Dear friends, thank you for your support and good wishes, you have all been a great help through these past two years which healthwise have been quite a struggle.
I do not know why I have had my footsteps dogged by the surgeon's knife for all of my adult life, but so it has been. Fate seems capricious and at the moment is sending dark clouds upon the horizon yet again.
As a teenager I contracted rheumatic fever, undiagnosed at the time and certainly untreated.
By the age of thirty the damage to the heart had become apparent with the thickening of the mitral valve as well as, to a milder degree, the aortic valve. My first heart operation to stretch the mitral valve, came sixteen years later and was no great success. The following year, just as I had recovered, all we had achieved in a quarter of a century of marriage went up in flames in a major bushfire.

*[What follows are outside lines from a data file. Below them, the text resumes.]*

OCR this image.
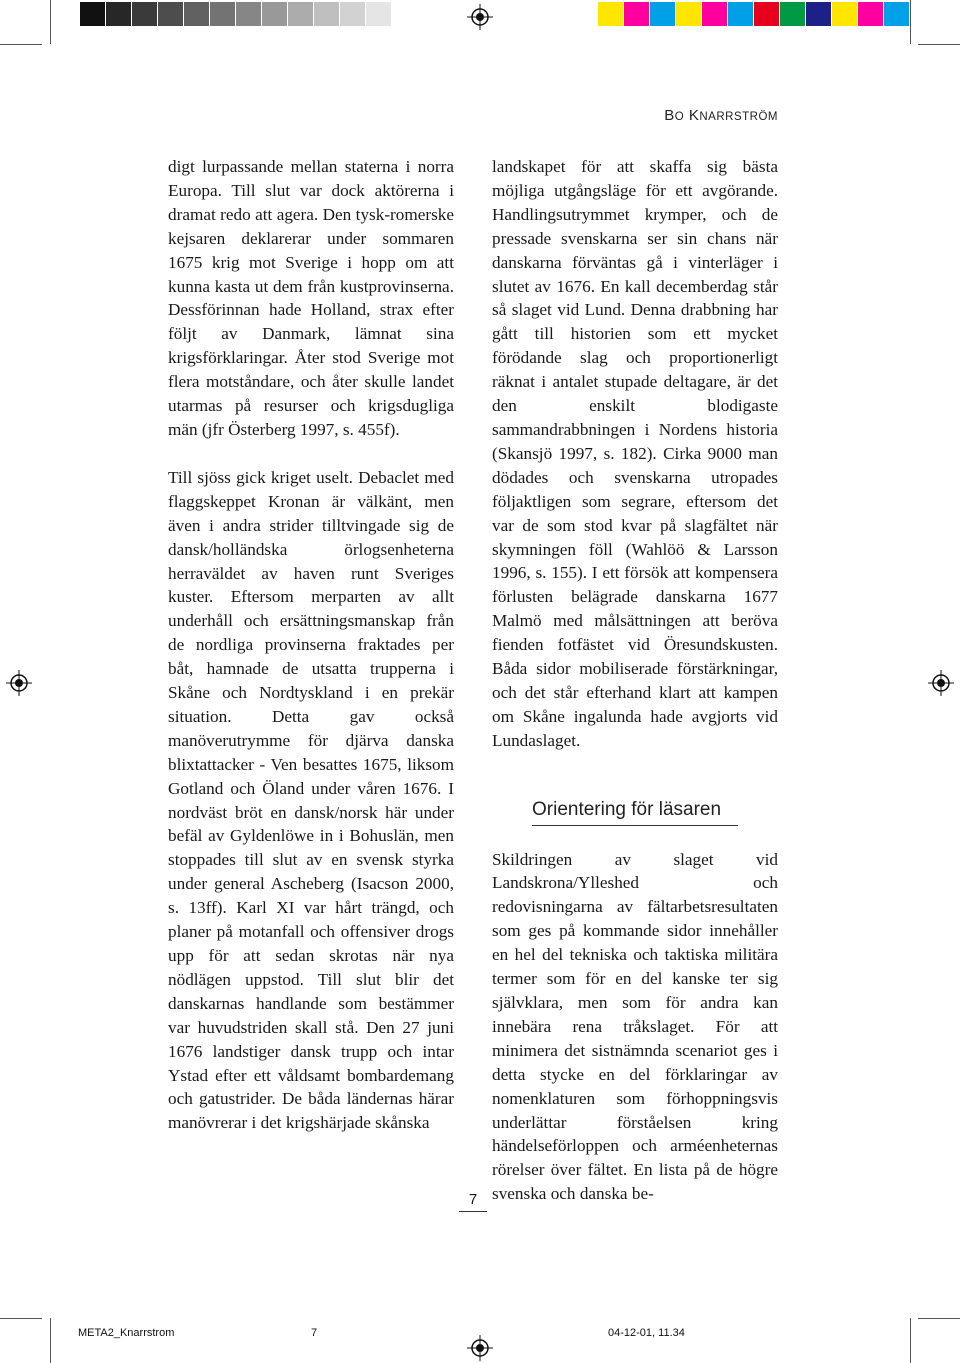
BO KNARRSTRÖM

digt lurpassande mellan staterna i norra Europa. Till slut var dock aktörerna i dramat redo att agera. Den tysk-romerske kejsaren deklarerar under sommaren 1675 krig mot Sverige i hopp om att kunna kasta ut dem från kustprovinserna. Dessförinnan hade Holland, strax efter följt av Danmark, lämnat sina krigsförklaringar. Åter stod Sverige mot flera motståndare, och åter skulle landet utarmas på resurser och krigsdugliga män (jfr Österberg 1997, s. 455f).

Till sjöss gick kriget uselt. Debaclet med flaggskeppet Kronan är välkänt, men även i andra strider tilltvingade sig de dansk/holländska örlogsenheterna herraväldet av haven runt Sveriges kuster. Eftersom merparten av allt underhåll och ersättningsmanskap från de nordliga provinserna fraktades per båt, hamnade de utsatta trupperna i Skåne och Nordtyskland i en prekär situation. Detta gav också manöverutrymme för djärva danska blixtattacker - Ven besattes 1675, liksom Gotland och Öland under våren 1676. I nordväst bröt en dansk/norsk här under befäl av Gyldenlöwe in i Bohuslän, men stoppades till slut av en svensk styrka under general Ascheberg (Isacson 2000, s. 13ff). Karl XI var hårt trängd, och planer på motanfall och offensiver drogs upp för att sedan skrotas när nya nödlägen uppstod. Till slut blir det danskarnas handlande som bestämmer var huvudstriden skall stå. Den 27 juni 1676 landstiger dansk trupp och intar Ystad efter ett våldsamt bombardemang och gatustrider. De båda ländernas härar manövrerar i det krigshärjade skånska

landskapet för att skaffa sig bästa möjliga utgångsläge för ett avgörande. Handlingsutrymmet krymper, och de pressade svenskarna ser sin chans när danskarna förväntas gå i vinterläger i slutet av 1676. En kall decemberdag står så slaget vid Lund. Denna drabbning har gått till historien som ett mycket förödande slag och proportionerligt räknat i antalet stupade deltagare, är det den enskilt blodigaste sammandrabbningen i Nordens historia (Skansjö 1997, s. 182). Cirka 9000 man dödades och svenskarna utropades följaktligen som segrare, eftersom det var de som stod kvar på slagfältet när skymningen föll (Wahlöö & Larsson 1996, s. 155). I ett försök att kompensera förlusten belägrade danskarna 1677 Malmö med målsättningen att beröva fienden fotfästet vid Öresundskusten. Båda sidor mobiliserade förstärkningar, och det står efterhand klart att kampen om Skåne ingalunda hade avgjorts vid Lundaslaget.

Orientering för läsaren

Skildringen av slaget vid Landskrona/Ylleshed och redovisningarna av fältarbetsresultaten som ges på kommande sidor innehåller en hel del tekniska och taktiska militära termer som för en del kanske ter sig självklara, men som för andra kan innebära rena tråkslaget. För att minimera det sistnämnda scenariot ges i detta stycke en del förklaringar av nomenklaturen som förhoppningsvis underlättar förståelsen kring händelseförloppen och arméenheternas rörelser över fältet. En lista på de högre svenska och danska be-

7
META2_Knarrstrom	7	04-12-01, 11.34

Five years later I was again under the knife and had the mitral valve replaced by something that made me sound like the crocodile in Peter Pan after he swallowed the alarm clock. My olive complexion and zest for life engendered disbelief in the degree of physical disability besetting me. The doctors all said " but you look so well!" In consequence, all my heart operations were performed at the last possible moment, when the heart was already failing. My last heart op. to replace the aortic valve was 4 years ago when I was literally knocking on heavens door after all the other organs were already out on strike. At a time when it was more fitting to plan a funeral than anything else, two cardiologists already having given up on me, a physician came along and like a guardian angel organised a six hour emergency operation. Two months later, just in time for Christmas, I was home again. Slowly I built up my muscle strength and was able to tend my much loved garden again and travel by car.
The intense heat waves of this past summer, rapidly following each other, played havoc with my water retention yet again. The web of tissues in my lower legs was broken down and in combination with the over strained veins, built up water to an alarming extent, venting their anger in open wounds and stabbing pain.
The situation is tolerable but no fun, with support stockings and my feet elevated to head height. Although I love my bed, 6-8 hrs a day is plenty, 24 is decidedly too much!
So there you have it, just one sorry saga of my surgical adventures. Just to top it all off, because all the ops were done too late, i.e. when the heart had already sustained more damage than necessary, the tricuspid valve is now also damaged and apparently no surgeon will touch that one. Ah happy days.
Don't get me wrong, I still enjoy life, jut not the bouts of intense pain.